0

I'm building a web crawler. some of the the data I input into datastore get saved, others do not get saved and I have no idea what is the problem.

here is my crawler class

class Crawler(object):

    def get_page(self, url):
        try:
            req = urllib2.Request(url, headers={'User-Agent': "Magic Browser"}) #  yessss!!! with the header, I am able to download pages
            #response = urlfetch.fetch(url, method='GET')
            #return response.content
        #except urlfetch.InvalidURLError as iu:
         #   return iu.message
            response = urllib2.urlopen(req)
            return response.read()

        except urllib2.HTTPError as e:
            return e.reason


    def get_all_links(self, page):
         return re.findall('http[s]?://(?:[a-zA-Z]|[0-9]|[$-_@.&+]|[!*\(\),]|(?:%[0-9a-fA-F][0-9a-fA-F]))+',page)

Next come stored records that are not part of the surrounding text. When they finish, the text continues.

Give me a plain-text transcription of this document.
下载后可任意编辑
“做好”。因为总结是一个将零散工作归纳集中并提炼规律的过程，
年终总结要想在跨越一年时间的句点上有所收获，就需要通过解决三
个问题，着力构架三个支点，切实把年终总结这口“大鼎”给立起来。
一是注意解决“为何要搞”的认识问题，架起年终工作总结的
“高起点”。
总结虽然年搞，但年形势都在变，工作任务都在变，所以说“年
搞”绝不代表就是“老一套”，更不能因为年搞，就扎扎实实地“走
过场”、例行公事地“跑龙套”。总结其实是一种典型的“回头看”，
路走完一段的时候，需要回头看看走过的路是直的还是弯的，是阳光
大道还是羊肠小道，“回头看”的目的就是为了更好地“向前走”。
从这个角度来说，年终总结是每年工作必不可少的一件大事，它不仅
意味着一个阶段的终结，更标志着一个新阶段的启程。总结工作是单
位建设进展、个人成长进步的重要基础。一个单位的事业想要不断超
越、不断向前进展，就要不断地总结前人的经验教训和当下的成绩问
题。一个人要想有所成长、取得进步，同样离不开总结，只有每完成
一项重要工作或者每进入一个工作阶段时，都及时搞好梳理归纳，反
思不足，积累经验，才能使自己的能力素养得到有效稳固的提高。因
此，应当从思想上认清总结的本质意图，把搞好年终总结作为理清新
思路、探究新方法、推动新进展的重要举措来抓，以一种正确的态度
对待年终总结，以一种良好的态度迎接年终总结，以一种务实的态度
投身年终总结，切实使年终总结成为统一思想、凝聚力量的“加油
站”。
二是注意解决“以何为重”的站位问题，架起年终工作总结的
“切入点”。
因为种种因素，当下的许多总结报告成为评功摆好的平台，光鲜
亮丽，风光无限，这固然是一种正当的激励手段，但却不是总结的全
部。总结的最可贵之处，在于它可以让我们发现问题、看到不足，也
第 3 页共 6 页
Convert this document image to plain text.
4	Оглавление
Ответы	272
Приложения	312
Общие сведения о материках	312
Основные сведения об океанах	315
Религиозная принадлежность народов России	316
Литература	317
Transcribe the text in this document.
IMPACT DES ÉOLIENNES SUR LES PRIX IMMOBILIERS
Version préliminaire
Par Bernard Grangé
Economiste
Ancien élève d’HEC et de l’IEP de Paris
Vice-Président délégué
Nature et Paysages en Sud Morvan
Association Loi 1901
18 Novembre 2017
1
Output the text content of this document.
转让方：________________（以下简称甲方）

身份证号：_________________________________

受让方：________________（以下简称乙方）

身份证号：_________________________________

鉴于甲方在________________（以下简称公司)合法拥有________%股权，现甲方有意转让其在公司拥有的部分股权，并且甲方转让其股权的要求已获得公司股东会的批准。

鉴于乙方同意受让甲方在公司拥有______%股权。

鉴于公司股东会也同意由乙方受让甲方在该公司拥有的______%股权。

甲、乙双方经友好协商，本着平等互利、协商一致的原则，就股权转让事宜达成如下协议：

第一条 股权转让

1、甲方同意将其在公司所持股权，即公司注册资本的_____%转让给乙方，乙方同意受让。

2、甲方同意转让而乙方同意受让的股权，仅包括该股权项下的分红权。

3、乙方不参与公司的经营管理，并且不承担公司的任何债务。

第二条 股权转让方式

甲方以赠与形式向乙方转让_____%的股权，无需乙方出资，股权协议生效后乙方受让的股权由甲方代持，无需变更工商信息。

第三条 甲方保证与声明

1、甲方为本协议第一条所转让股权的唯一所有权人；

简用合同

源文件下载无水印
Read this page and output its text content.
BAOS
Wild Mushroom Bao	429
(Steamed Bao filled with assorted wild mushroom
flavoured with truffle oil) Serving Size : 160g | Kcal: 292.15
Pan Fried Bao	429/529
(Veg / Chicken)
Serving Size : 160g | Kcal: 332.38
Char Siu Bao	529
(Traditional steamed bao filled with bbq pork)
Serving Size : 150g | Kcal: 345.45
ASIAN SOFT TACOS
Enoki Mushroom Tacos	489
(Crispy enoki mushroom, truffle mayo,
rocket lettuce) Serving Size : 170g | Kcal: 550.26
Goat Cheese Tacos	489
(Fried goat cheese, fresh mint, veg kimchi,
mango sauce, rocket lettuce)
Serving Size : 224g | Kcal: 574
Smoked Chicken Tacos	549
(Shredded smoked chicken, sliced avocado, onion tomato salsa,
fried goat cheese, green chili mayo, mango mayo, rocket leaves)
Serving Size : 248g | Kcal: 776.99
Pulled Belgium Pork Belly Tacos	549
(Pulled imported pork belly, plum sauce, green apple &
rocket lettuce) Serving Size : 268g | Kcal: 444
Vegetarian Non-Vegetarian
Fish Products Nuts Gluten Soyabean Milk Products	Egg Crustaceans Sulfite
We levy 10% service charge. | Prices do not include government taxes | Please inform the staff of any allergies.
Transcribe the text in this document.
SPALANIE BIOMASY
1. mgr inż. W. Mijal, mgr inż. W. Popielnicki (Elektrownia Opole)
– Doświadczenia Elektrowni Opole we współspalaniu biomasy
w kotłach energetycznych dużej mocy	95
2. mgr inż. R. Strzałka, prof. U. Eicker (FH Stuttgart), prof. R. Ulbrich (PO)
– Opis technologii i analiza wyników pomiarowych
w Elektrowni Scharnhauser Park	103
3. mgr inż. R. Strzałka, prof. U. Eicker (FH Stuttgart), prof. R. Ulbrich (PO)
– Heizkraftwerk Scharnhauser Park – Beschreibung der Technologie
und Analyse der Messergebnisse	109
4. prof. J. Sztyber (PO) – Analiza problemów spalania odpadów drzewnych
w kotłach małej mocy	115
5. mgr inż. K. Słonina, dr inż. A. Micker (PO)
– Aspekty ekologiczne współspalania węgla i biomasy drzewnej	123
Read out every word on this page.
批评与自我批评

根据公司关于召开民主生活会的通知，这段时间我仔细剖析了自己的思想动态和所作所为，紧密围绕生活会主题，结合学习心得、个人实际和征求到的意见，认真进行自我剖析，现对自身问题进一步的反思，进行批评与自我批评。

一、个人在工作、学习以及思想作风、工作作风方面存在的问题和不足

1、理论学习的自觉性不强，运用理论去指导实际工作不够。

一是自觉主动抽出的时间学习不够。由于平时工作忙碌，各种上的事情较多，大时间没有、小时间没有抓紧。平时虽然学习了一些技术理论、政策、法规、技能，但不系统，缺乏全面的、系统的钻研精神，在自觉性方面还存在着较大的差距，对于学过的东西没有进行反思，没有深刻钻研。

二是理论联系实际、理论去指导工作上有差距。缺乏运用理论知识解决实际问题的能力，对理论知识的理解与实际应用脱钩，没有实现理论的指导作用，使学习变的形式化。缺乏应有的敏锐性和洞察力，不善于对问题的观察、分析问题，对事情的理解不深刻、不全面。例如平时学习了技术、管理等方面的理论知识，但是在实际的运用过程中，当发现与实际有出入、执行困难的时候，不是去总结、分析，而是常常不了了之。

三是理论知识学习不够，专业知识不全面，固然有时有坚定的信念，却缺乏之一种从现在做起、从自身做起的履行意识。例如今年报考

    def union(self, lyst1, lyst2):
        try:
            for elmt in lyst2:
                if elmt not in lyst1:
                    lyst1.append(elmt)
            return lyst1
        except e:
            return e.reason

#function that  crawls the web for links starting from the seed
#returns a dictionary of index and graph
    def crawl_web(self, seed="http://tonaton.com/"):
        query = Listings.query() #create a listings object from storage
        if query.get():
            objListing = query.get()
        else:
            objListing = Listings()
            objListing.toCrawl = [seed]
            objListing.Crawled = []

        start_time = datetime.datetime.now()
        while datetime.datetime.now()-start_time < datetime.timedelta(0,5):#tocrawl (to crawl can take forever)
            try:
                #while True:
                page = objListing.toCrawl.pop()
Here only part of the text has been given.